In my database I have a computed column that contains a SHA1 hash of a column called URLString which holds URLs (e.g. “http://xxxx.com/index.html”).
I often need to query the table to find a specific URL based on the URLString column.
The table contains 100K’s and these queries take several seconds (using SQL Azure).
Since URLs can be quite long, I cannot create an index on this column (above 450 bytes).
To speed things up I want to calculate the equivalent of SQL Server hashbytes(‘SHA1’,[URLString]) from C# and query based on this value.
I tried the below code, but the value I get is different than the one calculated by the database.
var urlString = Encoding.ASCII.GetBytes(url.URLString); //UTF8 also fails
var sha1 = new SHA1CryptoServiceProvider();
byte[] hash = sha1.ComputeHash(urlString);
Am I missing something trivial here?
I’m open to other ideas that can solve the same problem (as long as they are supported by SQL Azure).

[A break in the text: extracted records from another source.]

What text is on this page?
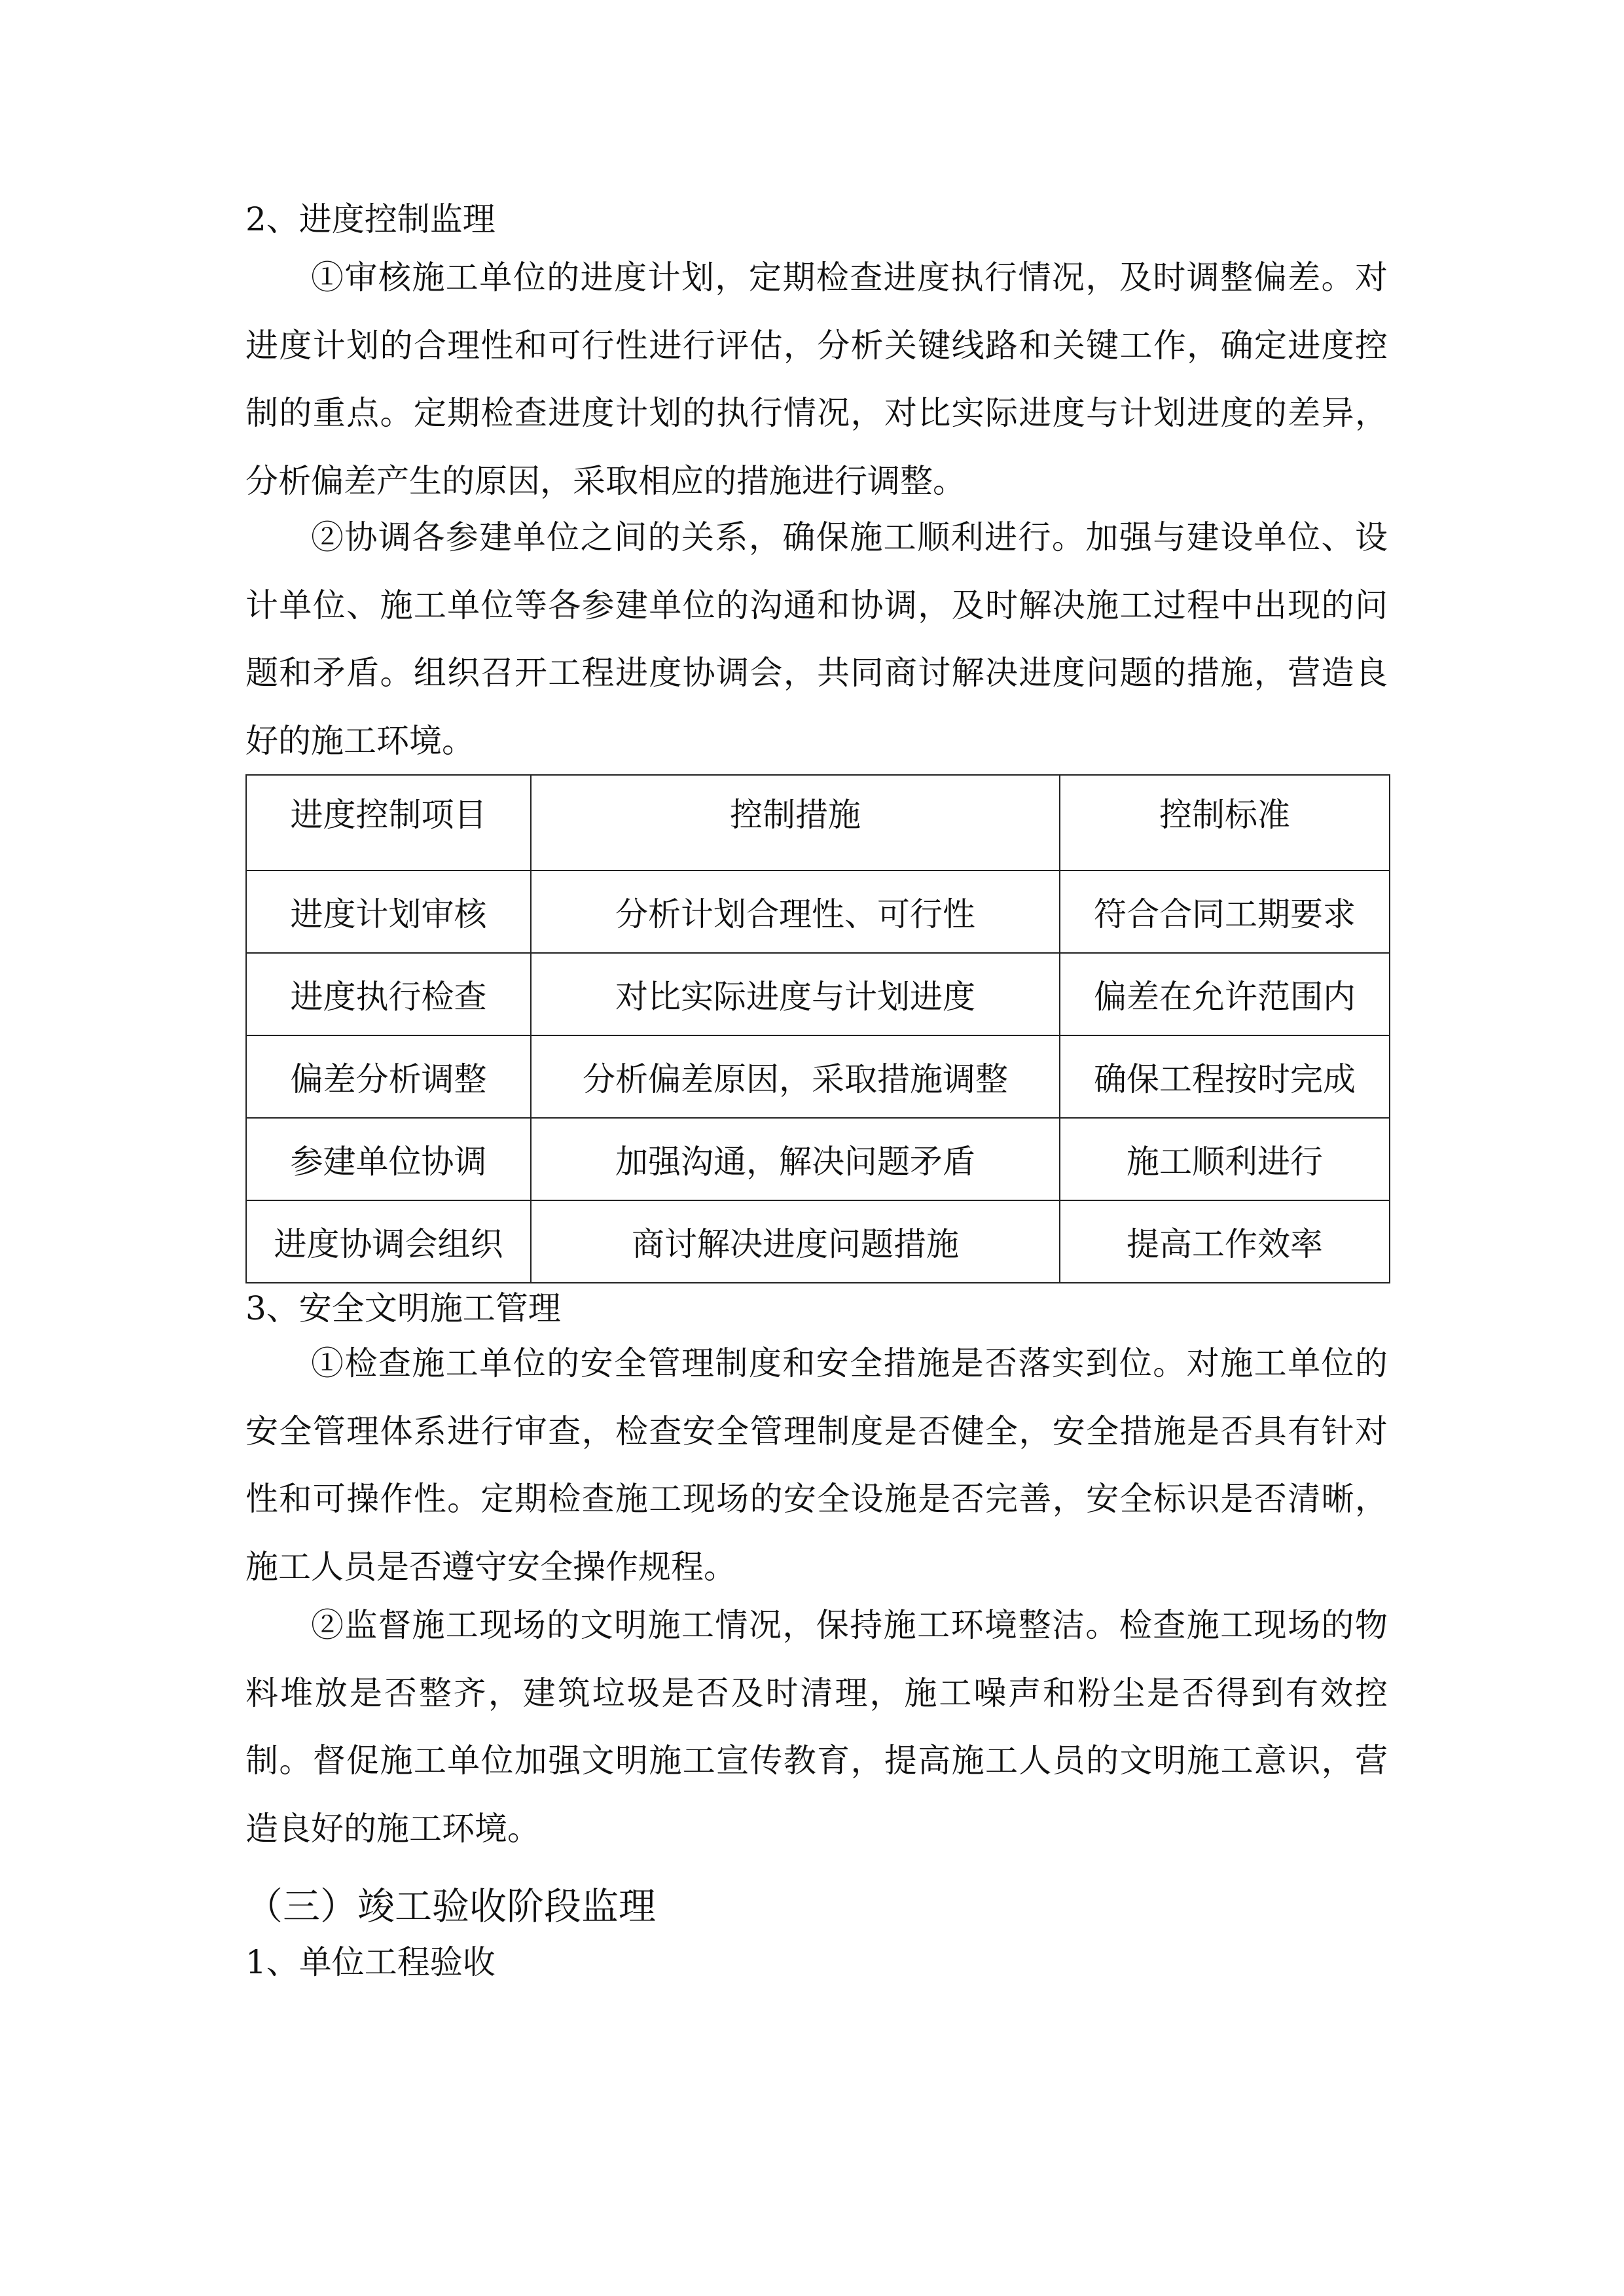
2、进度控制监理
①审核施工单位的进度计划，定期检查进度执行情况，及时调整偏差。对进度计划的合理性和可行性进行评估，分析关键线路和关键工作，确定进度控制的重点。定期检查进度计划的执行情况，对比实际进度与计划进度的差异，分析偏差产生的原因，采取相应的措施进行调整。
②协调各参建单位之间的关系，确保施工顺利进行。加强与建设单位、设计单位、施工单位等各参建单位的沟通和协调，及时解决施工过程中出现的问题和矛盾。组织召开工程进度协调会，共同商讨解决进度问题的措施，营造良好的施工环境。
进度控制项目	控制措施	控制标准
进度计划审核	分析计划合理性、可行性	符合合同工期要求
进度执行检查	对比实际进度与计划进度	偏差在允许范围内
偏差分析调整	分析偏差原因，采取措施调整	确保工程按时完成
参建单位协调	加强沟通，解决问题矛盾	施工顺利进行
进度协调会组织	商讨解决进度问题措施	提高工作效率
3、安全文明施工管理
①检查施工单位的安全管理制度和安全措施是否落实到位。对施工单位的安全管理体系进行审查，检查安全管理制度是否健全，安全措施是否具有针对性和可操作性。定期检查施工现场的安全设施是否完善，安全标识是否清晰，施工人员是否遵守安全操作规程。
②监督施工现场的文明施工情况，保持施工环境整洁。检查施工现场的物料堆放是否整齐，建筑垃圾是否及时清理，施工噪声和粉尘是否得到有效控制。督促施工单位加强文明施工宣传教育，提高施工人员的文明施工意识，营造良好的施工环境。
（三）竣工验收阶段监理
1、单位工程验收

Example: in the database the automatically calculated SHA1 value of URL http://www.whatismyip.org/ is 0xAE66CA69A157186A511ED462153D7CA65F0C1BF7.
You’re likely getting bitten by character encoding differences:
http://weblogs.sqlteam.com/mladenp/archive/2009/04/28/Comparing-SQL-Server-HASHBYTES-function-and-.Net-hashing.aspx
You could try getting the bytes via
Encoding.ASCII.GetBytes(url)orEncoding.Unicode.GetBytes(url)and see which one your db is using.